Suddenly she doesn’t see anyone she recognizes anymore, everyone is out of her sight, and Mrs. Dalloway has an eerie feeling that they are right at the edge of her side vision, but when she turns her head there are only strangers, wearing lovely small summer dresses and flip flops and moustaches and panama hats. She walks past the grand mall and the tee-shirt salesmen, and on top of a statue there is a young woman sitting cross-legged in cut blue jeans and a cotton shirt, playing the guitar. Mrs. Dalloway can just barely hear her playing, and the lyrics, sung clearly by the original performer, so maybe it is her sitting on top of the statue, come from all around her, muffled, but audible, the way sounds are sometimes distorted in dreams:
Sitting in a park in Paris, France
 Reading the news and it sure looks bad
They won’t give peace a chance
It was just a dream some of us had

The sound of the mail dropping wakes Mrs. Dalloway up from the dream. She closes her book and starts doing the dishes, thinking about how she should call mother.

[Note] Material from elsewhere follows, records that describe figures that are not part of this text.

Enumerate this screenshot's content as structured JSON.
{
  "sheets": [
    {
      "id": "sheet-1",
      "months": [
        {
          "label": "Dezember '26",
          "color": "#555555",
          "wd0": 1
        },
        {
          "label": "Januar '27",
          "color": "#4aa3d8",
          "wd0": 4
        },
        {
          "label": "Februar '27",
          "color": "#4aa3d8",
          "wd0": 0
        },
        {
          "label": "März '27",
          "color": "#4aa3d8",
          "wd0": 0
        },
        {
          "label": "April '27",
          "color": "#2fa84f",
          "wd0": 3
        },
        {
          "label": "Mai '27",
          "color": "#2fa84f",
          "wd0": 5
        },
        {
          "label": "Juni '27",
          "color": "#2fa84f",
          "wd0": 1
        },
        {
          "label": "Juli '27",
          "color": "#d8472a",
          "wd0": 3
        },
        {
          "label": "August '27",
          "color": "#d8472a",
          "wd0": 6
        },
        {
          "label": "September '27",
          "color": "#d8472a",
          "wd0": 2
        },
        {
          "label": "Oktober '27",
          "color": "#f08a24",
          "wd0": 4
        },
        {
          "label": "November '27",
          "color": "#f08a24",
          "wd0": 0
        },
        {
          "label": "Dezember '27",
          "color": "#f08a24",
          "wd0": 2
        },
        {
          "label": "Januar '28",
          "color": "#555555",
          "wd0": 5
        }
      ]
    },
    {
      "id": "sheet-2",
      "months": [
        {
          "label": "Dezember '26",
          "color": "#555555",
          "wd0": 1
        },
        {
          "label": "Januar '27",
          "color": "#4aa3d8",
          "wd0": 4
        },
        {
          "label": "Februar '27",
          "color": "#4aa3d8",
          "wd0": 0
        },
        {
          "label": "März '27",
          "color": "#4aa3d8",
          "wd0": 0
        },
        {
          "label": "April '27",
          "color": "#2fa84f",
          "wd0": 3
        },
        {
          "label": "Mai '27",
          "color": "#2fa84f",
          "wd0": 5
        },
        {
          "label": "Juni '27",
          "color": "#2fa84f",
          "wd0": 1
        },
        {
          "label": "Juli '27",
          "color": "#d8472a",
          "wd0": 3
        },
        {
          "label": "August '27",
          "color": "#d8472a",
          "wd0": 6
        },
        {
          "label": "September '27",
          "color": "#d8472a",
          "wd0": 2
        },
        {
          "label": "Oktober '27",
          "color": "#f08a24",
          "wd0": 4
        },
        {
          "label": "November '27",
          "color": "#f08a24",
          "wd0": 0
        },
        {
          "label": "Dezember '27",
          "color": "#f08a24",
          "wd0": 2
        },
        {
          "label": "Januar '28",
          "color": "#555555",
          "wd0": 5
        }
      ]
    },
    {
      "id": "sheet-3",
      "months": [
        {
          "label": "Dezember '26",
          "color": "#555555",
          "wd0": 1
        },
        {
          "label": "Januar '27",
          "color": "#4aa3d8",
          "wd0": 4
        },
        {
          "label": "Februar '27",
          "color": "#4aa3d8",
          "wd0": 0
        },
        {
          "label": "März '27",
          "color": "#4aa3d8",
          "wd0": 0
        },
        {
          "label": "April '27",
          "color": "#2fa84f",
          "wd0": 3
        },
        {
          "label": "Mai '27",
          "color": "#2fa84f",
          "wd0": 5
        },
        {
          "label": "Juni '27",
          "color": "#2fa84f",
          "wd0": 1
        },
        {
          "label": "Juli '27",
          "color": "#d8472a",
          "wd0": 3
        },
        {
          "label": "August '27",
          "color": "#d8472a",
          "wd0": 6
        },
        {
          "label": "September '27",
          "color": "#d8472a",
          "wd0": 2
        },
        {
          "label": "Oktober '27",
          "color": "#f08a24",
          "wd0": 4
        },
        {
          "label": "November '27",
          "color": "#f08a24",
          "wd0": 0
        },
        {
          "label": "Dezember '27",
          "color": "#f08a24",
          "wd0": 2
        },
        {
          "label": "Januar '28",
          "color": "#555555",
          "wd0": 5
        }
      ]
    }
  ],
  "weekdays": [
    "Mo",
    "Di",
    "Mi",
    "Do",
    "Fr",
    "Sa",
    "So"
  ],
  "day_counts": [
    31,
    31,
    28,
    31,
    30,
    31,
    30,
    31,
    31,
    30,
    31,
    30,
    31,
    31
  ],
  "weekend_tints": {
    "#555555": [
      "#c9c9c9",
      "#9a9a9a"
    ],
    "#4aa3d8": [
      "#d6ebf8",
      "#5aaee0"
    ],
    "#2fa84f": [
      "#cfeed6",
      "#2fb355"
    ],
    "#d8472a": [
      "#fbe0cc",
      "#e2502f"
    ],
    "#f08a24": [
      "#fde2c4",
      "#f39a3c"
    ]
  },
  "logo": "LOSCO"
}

It is Clarissa's birthday, and they are back from the town. Mother and father gave Clarissa an assortment of pencils and erasers and colored pencils and other home office supplies for little girls, and she especially loves the My Melody clips and scented pencils, and the bright red and white pencil sister gave her, a promotional pencil of the Coca-Cola company, it is so special she doesn’t have the heart to use it, she just keeps it in her pencil case and takes it out now and then to look at it. She cannot for the life of her grasp how mother can sharpen the pencils in such graceful manner: her hands are not at all stained like Clarissa’s are every time, and the sharp tip stays on and doesn’t break so that she has to start all over, ending up sharpening and sharpening until there is nothing but a stub left.